SYNOPSIS "A witty, moving, piercingly insightful new novel about a marvelously complicated woman who can’t be anyone but herself, from the award-winning author of Chemistry

Joan is a thirtysomething ICU doctor at a busy New York City hospital. The daughter of Chinese parents who came to the United States to secure the American dream for their children, Joan is intensely devoted to her work, happily solitary, successful. She does look up sometimes and wonder where her true roots lie: at the hospital, where her white coat makes her feel needed, or with her family, who try to shape her life by their own cultural and social expectations.

Once Joan and her brother, Fang, were established in their careers, her parents moved back to China, hoping to spend the rest of their lives in their homeland. But when Joan’s father suddenly dies and her mother returns to America to reconnect with her children, a series of events sends Joan spiraling out of her comfort zone just as her hospital, her city, and the world are forced to reckon with a health crisis more devastating than anyone could have imagined.

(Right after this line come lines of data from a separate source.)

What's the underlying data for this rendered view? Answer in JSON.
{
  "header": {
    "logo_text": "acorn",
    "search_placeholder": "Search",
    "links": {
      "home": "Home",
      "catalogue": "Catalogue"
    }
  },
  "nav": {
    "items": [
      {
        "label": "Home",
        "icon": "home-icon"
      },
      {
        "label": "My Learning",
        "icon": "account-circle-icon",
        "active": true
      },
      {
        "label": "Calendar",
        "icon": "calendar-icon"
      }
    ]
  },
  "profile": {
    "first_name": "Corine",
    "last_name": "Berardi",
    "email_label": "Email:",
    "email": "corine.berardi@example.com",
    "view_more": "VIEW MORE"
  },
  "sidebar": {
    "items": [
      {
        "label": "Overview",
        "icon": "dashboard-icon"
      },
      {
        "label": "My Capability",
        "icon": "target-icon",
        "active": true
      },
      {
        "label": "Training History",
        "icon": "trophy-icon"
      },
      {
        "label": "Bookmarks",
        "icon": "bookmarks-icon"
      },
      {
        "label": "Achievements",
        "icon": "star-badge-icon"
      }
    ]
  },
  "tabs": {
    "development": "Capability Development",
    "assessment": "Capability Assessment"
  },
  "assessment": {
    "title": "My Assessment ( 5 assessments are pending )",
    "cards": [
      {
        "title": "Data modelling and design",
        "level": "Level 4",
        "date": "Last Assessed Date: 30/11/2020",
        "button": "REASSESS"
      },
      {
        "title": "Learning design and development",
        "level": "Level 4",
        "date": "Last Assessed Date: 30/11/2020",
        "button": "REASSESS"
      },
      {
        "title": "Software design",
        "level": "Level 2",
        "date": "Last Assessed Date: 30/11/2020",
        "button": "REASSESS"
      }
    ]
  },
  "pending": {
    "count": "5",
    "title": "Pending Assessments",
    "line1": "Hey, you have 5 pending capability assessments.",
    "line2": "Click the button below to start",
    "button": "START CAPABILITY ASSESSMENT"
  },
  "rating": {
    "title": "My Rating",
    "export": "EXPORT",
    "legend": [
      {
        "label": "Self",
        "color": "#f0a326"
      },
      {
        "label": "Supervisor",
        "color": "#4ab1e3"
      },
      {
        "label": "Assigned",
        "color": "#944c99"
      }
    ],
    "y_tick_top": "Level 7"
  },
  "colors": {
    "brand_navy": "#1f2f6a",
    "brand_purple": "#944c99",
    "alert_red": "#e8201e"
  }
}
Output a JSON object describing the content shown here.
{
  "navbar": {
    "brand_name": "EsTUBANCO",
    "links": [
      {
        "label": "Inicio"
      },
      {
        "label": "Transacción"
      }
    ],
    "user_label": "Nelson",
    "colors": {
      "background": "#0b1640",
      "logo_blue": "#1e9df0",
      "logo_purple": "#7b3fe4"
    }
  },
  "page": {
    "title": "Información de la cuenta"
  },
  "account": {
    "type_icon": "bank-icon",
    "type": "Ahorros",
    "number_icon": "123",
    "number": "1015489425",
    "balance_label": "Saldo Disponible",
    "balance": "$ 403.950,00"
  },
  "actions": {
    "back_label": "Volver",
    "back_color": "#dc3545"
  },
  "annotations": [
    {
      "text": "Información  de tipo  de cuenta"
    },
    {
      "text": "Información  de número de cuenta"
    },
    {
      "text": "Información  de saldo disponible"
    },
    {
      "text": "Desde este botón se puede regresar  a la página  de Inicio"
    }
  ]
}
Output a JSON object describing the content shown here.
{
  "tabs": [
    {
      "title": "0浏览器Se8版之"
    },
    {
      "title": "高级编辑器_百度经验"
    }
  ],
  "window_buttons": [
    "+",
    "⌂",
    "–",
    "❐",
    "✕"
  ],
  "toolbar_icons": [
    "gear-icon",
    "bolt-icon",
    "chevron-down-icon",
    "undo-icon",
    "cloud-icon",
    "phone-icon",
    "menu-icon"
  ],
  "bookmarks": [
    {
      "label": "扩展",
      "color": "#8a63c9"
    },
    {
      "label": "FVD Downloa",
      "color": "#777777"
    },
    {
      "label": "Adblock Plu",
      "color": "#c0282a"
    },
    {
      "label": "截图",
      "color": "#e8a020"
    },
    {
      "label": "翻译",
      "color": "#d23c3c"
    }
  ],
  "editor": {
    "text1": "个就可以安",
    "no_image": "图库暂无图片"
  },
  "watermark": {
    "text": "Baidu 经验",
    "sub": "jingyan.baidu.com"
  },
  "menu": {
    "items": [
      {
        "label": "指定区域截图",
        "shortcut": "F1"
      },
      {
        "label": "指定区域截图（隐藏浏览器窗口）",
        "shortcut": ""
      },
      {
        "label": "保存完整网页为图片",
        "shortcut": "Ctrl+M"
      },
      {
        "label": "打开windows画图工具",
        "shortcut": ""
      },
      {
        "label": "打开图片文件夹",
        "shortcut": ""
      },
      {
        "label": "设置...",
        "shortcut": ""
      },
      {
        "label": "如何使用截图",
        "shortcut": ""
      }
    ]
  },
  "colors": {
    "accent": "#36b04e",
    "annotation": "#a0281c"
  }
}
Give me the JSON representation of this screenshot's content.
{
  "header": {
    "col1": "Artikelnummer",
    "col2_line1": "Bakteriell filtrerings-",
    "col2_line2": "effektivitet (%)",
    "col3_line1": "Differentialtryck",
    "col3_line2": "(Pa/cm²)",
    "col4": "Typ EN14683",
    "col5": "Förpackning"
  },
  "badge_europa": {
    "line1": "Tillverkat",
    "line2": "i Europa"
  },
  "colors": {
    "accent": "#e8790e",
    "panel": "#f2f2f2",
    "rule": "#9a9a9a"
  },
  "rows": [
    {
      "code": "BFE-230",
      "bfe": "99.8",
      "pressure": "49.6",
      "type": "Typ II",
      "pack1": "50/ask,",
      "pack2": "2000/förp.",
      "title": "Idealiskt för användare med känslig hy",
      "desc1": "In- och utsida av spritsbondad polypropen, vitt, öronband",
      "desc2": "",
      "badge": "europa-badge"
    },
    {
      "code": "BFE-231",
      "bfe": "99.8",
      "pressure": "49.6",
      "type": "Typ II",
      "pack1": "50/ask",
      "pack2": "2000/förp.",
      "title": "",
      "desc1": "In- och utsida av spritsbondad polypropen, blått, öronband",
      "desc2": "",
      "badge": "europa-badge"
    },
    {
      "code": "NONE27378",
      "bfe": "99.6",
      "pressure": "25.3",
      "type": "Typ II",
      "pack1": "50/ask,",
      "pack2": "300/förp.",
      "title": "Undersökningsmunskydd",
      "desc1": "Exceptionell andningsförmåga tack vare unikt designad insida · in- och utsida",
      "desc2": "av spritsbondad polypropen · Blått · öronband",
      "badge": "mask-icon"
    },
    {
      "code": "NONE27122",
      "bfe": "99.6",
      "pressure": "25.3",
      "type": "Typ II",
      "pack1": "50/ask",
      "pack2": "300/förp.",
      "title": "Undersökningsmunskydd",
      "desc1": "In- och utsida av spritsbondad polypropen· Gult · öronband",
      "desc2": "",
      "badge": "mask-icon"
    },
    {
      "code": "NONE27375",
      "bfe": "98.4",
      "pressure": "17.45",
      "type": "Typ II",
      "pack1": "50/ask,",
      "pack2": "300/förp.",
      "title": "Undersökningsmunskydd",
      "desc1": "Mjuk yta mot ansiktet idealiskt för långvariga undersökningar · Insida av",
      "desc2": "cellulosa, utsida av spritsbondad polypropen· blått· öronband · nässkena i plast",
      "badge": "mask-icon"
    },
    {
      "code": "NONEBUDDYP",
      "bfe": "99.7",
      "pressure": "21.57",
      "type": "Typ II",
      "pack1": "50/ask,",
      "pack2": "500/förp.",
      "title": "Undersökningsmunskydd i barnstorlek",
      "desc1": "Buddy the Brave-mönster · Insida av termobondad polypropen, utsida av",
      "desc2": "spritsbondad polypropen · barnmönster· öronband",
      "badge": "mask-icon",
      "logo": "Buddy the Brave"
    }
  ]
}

Deceptively spare yet quietly powerful, laced with sharp humor, Joan Is Okay touches on matters that feel deeply resonant: being Chinese-American right now; working in medicine at a high-stakes time; finding one’s voice within a dominant culture; being a woman in a male-dominated workplace; and staying independent within a tight-knit family. But above all, it’s a portrait of one remarkable woman so surprising that you can’t get her out of your head."